# Score one for the LGDs



## JPiantedosi (Apr 23, 2012)

well, I walked out to the barn this morning after hearing a god awful scuffle.... as I rounded the corner to the barn, my 2 LGDs passed me like a shot from a gun, and beat me to the barn. When I walked in, a wandering dog had found its way into the barn and had cornered our blind mare and was giving her heck, and the other 9horses in the barn were going NUTS! Apparently the dog didn't see the LGDs until one snatched him up by the neck and the other by a rear leg and they started to stretch him a bit. he wiggled free and made it about 30ft before they caught him again, this time they ment business and it was over pretty quick.....

All the while our 2 farmyard dogs (lab crosses) just barked at the intruder from the door way... Those two goffy LGDs paid for themselves this morning!

Jim


----------



## BarbadosSheep (Jun 27, 2011)

That's awesome!!


----------



## Fat Man (Mar 9, 2011)

Great!

Some friends of mine just lost half their laying flock to a neighborhood stray and her hives to a bear. They thought their llamas would discourage a bear. I think I might suggest this to them.


----------



## mekasmom (Jan 19, 2010)

I saw our male catch a stray cat once. He just tore it up really fast even with me screaming, "drop it". It was scary in a way because he went from happy, smiling, silly Bubby to this killing machine in a split second.
And they never hurt what lives here. It is just stray animals that they can turn on that fast. It's like a Jeckyl/Hyde thing that happens in a split second. GPs are great with humans, even strangers, and they never meet a kid they don't like. But they don't like stray animals.


----------



## BarbadosSheep (Jun 27, 2011)

mekasmom said:


> I saw our male catch a stray cat once. He just tore it up really fast even with me screaming, "drop it". It was scary in a way because he went from happy, smiling, silly Bubby to this killing machine in a split second.
> And they never hurt what lives here. It is just stray animals that they can turn on that fast. It's like a Jeckyl/Hyde thing that happens in a split second. GPs are great with humans, even strangers, and they never meet a kid they don't like. But they don't like stray animals.

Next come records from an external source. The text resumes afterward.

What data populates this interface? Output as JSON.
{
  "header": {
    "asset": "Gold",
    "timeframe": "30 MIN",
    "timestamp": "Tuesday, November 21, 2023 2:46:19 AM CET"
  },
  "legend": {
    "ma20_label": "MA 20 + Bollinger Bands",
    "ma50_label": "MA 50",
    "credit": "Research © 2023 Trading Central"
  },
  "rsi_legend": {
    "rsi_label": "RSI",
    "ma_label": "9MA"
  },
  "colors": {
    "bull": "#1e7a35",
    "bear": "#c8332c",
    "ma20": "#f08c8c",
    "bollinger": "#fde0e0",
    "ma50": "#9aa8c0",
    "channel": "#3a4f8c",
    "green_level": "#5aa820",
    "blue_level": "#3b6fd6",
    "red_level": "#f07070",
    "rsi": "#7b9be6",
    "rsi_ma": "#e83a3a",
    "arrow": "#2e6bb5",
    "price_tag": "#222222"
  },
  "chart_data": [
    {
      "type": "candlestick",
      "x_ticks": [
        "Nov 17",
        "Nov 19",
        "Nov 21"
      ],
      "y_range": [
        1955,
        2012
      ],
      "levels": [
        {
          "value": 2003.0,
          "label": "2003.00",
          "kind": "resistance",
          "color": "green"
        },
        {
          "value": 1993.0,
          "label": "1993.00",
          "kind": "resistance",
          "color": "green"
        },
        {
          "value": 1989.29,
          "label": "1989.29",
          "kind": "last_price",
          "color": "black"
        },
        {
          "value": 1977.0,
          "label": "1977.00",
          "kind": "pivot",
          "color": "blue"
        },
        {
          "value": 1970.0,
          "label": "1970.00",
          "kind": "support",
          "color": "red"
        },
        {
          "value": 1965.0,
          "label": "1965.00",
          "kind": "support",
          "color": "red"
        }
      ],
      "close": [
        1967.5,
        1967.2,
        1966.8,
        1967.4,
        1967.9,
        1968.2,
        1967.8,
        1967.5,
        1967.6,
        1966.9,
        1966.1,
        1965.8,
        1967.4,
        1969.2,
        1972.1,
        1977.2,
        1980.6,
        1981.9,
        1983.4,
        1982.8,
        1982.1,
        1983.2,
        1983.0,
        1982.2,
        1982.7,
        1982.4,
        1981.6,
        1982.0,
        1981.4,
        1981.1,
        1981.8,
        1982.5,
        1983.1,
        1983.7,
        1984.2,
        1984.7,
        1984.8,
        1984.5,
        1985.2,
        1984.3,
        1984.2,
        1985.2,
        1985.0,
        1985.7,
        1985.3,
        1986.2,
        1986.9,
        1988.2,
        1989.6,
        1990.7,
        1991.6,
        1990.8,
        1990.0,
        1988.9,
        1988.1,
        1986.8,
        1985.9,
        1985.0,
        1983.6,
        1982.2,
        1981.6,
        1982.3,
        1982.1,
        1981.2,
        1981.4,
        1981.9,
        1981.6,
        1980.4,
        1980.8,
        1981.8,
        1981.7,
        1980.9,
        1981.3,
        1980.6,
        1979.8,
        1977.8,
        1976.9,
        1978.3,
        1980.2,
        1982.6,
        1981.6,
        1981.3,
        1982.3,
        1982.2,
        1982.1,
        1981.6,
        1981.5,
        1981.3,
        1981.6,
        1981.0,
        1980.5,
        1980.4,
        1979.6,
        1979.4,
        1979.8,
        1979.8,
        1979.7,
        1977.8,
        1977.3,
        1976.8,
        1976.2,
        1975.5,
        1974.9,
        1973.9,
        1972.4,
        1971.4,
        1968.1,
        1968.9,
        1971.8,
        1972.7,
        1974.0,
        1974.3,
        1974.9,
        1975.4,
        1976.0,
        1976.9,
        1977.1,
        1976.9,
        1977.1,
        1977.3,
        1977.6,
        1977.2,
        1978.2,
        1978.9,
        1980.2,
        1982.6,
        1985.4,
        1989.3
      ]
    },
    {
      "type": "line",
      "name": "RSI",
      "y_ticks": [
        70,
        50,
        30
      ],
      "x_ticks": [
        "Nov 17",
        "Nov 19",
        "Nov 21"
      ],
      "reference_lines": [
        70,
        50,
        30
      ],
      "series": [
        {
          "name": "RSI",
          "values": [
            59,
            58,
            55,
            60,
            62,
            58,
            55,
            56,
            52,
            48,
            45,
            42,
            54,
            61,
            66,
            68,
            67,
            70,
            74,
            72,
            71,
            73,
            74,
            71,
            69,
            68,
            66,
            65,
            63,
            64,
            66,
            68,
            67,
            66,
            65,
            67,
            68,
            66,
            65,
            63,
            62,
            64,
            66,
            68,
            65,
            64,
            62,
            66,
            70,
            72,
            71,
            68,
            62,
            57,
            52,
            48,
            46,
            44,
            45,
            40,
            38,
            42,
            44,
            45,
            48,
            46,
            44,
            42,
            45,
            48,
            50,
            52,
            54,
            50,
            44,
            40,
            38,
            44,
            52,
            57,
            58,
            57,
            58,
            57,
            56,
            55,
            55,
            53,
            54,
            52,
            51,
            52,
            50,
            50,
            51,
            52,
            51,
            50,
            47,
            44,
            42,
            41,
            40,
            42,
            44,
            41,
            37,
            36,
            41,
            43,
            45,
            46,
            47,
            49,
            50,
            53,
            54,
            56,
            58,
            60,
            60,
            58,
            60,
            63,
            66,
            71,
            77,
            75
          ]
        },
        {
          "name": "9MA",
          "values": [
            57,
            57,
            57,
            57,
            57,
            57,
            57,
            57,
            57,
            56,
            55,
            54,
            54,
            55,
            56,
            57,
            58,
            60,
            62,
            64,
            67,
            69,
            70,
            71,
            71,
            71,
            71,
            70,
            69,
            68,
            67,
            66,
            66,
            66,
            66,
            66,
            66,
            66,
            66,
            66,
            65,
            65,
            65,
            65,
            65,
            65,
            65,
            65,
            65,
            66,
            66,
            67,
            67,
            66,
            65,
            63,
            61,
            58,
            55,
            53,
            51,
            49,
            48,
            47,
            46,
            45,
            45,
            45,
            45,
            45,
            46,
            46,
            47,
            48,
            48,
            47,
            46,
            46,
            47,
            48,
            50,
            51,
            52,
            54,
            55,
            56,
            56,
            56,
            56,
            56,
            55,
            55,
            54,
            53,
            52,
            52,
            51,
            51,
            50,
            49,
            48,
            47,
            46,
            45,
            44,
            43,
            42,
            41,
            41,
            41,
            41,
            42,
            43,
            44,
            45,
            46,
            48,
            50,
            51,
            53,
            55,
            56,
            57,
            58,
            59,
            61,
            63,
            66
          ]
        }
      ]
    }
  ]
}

It's kind of disturbing, isn't it? Years ago, I was outside and a suddelny a fox was there, in broad daylight. My pit bull pounced on it and it was dead in a second. But she went to sweet to deadly in a split second. It was disturbing, but also kind of comforting in a way to now I had such a good dog on duty.


----------



## mawalla (Oct 28, 2002)

I watched my 150lb Pyr grab a large black and tan dog that had strayed over here my the neck, lift it off the ground and shake it like a rag doll. I know that black and tan had to weigh 80lbs. That was the first time I'd seen him go after something bigger than a ****. His power amazed me, and the black and tan dog. (Stupid black and tan turned around and growled at my pyr when my pyr was running at it. Had he just tucked his tail and ran away he might have fared better.)


----------



## YuccaFlatsRanch (May 3, 2004)

They not only are very powerful and very purposeful, but the Anatolians are also built for speed and it's amazing to see one running flat out. If you look at an Anatolian you will notice that their hind legs are tucked up like a greyhound. This is what gives them their speed and their massive chest is used to ram into their adversary, knocking them down. IF the prey goes for their throat all they get in an anatolian is a big mouthful of skin and fur that is loose enough for the dog to almost turn inside his own skin and bring the big jaws to bear. Once the jaws close it is over. My big male plays with my Border Collie and can get his whole head inside his mouth. It's curtains for the BC if he were mad and bit down.


----------



## JasoninMN (Feb 24, 2006)

How things are thought to work and how they really work are two different things. Most LGD's actually have a pretty weak bites and are dominance fighters. They have size to their advantage which will intimidate most pets and strays who would probably rather flee then fight. When you get the one who wants to fight back its best to have at least a couple LGD's. I have seen too many lose to dogs 2-3 times smaller then themselves.


----------



## Goat Servant (Oct 26, 2007)

JPiantedosi said:


> well, I walked out to the barn this morning after hearing a god awful scuffle.... as I rounded the corner to the barn, my 2 LGDs passed me like a shot from a gun, and beat me to the barn. When I walked in, a wandering dog had found its way into the barn and had cornered our blind mare and was giving her heck, and the other 9horses in the barn were going NUTS! Apparently the dog didn't see the LGDs until one snatched him up by the neck and the other by a rear leg and they started to stretch him a bit. he wiggled free and made it about 30ft before they caught him again, this time they ment business and it was over pretty quick.....
> 
> All the while our 2 farmyard dogs (lab crosses) just barked at the intruder from the door way... Those two goffy LGDs paid for themselves this morning!
> 
> Jim


Good dogs!! They are SO amazing!


----------